Over the past 30 days, 92% of youth included in the study had used health-related services, 49% had used vocational services, and 26% had used mental health services. From a social-ecological framework, the researchers identified a few key factors:

a) Duration of Homelessness
Young people who experience homelessness for longer periods of time are more likely to access physical and mental health services, possibly because they are more likely to be knowledgeable about services available.

b) Foster Care Involvement
Youth who have been involved in the foster care system are more likely to access mental health and vocational services, possibly because they have had more interactions with social service providers.

c) Peer Support
Young people with strong and supportive peer relationships are less likely to access vocational services, possibly because their peers serve as preferred resources for navigating educational and employment opportunities.
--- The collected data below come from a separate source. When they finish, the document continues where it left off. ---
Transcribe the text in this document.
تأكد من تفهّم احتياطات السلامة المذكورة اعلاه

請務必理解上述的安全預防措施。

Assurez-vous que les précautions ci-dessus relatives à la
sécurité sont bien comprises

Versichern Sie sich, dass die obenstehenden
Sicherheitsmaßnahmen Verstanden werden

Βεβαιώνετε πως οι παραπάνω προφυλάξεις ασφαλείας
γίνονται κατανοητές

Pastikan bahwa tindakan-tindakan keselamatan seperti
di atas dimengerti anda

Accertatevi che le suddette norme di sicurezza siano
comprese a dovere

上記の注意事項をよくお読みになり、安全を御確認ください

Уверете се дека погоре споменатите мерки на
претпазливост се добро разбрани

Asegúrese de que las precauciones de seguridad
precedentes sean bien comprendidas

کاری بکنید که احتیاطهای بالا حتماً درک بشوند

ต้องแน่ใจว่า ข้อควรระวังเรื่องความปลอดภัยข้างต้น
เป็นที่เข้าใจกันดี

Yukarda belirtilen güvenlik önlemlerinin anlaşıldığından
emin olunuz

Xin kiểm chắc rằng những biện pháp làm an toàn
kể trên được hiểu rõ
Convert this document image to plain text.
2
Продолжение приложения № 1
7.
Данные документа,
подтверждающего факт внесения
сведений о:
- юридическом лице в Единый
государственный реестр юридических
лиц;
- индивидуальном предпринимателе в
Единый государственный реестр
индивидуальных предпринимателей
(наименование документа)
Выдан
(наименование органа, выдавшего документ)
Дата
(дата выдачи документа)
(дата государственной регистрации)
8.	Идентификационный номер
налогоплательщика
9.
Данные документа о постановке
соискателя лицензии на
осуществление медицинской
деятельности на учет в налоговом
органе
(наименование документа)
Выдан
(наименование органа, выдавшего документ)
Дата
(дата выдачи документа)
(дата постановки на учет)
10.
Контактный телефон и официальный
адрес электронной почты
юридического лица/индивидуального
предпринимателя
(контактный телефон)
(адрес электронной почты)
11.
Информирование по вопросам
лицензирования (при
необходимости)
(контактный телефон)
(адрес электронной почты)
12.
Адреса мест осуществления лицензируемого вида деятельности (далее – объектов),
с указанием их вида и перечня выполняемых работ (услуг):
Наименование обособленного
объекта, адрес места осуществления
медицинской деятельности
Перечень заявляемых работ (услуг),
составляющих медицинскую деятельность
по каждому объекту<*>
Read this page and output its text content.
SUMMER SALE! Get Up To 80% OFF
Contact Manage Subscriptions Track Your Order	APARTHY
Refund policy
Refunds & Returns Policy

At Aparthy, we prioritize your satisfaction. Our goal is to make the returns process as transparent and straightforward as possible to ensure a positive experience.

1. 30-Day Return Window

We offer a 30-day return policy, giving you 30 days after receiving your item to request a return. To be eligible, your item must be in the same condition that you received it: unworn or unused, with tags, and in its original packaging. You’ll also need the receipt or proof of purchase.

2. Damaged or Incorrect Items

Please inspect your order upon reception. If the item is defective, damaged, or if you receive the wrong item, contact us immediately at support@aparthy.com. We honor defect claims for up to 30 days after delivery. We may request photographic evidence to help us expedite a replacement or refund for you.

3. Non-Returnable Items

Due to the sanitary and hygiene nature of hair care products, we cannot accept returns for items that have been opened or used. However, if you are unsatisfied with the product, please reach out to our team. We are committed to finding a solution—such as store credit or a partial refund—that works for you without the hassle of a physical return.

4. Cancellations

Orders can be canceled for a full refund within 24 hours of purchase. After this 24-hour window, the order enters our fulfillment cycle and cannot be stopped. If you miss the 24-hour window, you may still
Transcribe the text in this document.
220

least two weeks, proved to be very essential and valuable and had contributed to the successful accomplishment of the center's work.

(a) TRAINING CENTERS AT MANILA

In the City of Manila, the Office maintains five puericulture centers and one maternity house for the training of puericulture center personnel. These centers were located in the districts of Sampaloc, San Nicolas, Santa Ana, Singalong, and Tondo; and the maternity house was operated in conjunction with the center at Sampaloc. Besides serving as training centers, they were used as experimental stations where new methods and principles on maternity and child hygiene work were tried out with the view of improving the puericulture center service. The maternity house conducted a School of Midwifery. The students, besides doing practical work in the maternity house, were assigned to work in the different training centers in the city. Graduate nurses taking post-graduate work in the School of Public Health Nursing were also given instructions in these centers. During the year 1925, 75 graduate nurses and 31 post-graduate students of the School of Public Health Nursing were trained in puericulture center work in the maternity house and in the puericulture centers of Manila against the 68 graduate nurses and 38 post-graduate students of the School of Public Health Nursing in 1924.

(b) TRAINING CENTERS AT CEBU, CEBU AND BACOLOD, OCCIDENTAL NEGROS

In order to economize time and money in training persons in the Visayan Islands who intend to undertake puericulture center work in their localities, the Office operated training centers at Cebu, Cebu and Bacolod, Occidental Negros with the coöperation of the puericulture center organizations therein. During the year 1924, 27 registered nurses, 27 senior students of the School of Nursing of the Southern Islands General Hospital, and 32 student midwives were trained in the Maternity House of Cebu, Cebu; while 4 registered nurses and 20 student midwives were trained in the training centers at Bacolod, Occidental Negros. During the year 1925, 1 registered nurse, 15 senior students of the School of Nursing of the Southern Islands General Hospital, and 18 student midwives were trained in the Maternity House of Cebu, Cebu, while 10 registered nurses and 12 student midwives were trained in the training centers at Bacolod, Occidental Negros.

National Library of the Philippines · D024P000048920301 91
d) Community-Based Provider Support
Young people who shared positive relationships with community-based providers were more likely to access mental health services, highlighting how trustworthy providers can motivate homeless youth to seek help, even those disempowered by exposure to trauma.

The researchers also identified a few unexpected results:

a) Substance Use
Although homeless youth are at a higher risk of mental health (and higher levels of depression and other mental health issues can result in a higher use of mental health services by homeless youth), the research literature suggests that substance use can often prevent youth from accessing supports. However, trauma-exposed homeless youth who used injection drugs in this study were more likely to access mental health services.

b) Race/Ethnicity
Disparities in access, quality, and use of health and mental health services by racial/ethnic minorities is consistent in research literature. However, racial/ethnic minority youth in this study were more likely to access all services; the researchers suggest they may have had more knowledge of trusted social service providers, perhaps specifically in this geographic area.

c) Family Influence
Factors related to family had no effect on the use of health services, possibly because young people with contentious familial relationships may be less likely to seek medical help, both out of fear that their homeless status will be exposed and that they will have to return to their homes, potentially the contexts in which they were initially exposed to trauma. (The researchers explain that there is conflicting literature on family influence, and propose that family dynamics for homeless youth are nuanced and in need of further research.)

Researchers believe these unexpected results indicate that “decision-making processes among youth in this population are highly complex and influenced by a number of interconnected internal and environmental levels” (p. 131).

 

6. Why does it matter for youth work?

By understanding what social-ecological factors may influence help-seeking behaviours for trauma-exposed homeless youth, youth workers can choose to engage in strength-based approaches that avoid re-traumatizing youth and build trust to encourage peer-to-peer and word-of-mouth outreach.

The researchers also advocate for a trauma-sensitive approach, which comprises six features that youth workers can employ in their day-to-day practice (p. 132):

    • emphasize safety
    • encourage trustworthiness and transparency
    • utilize peer support
    • promote collaboration and mutuality
    • uphold empowerment, voice, and choice
    • address cultural, historical, and gender issues

 

Crosby, S. D., Hsu, H., Jones, K., & Rice, E. (2018). Factors that contribute to help-seeking among homeless, trauma-exposed youth: A social-ecological perspective. Children and Youth Services Review, 93, 126-134.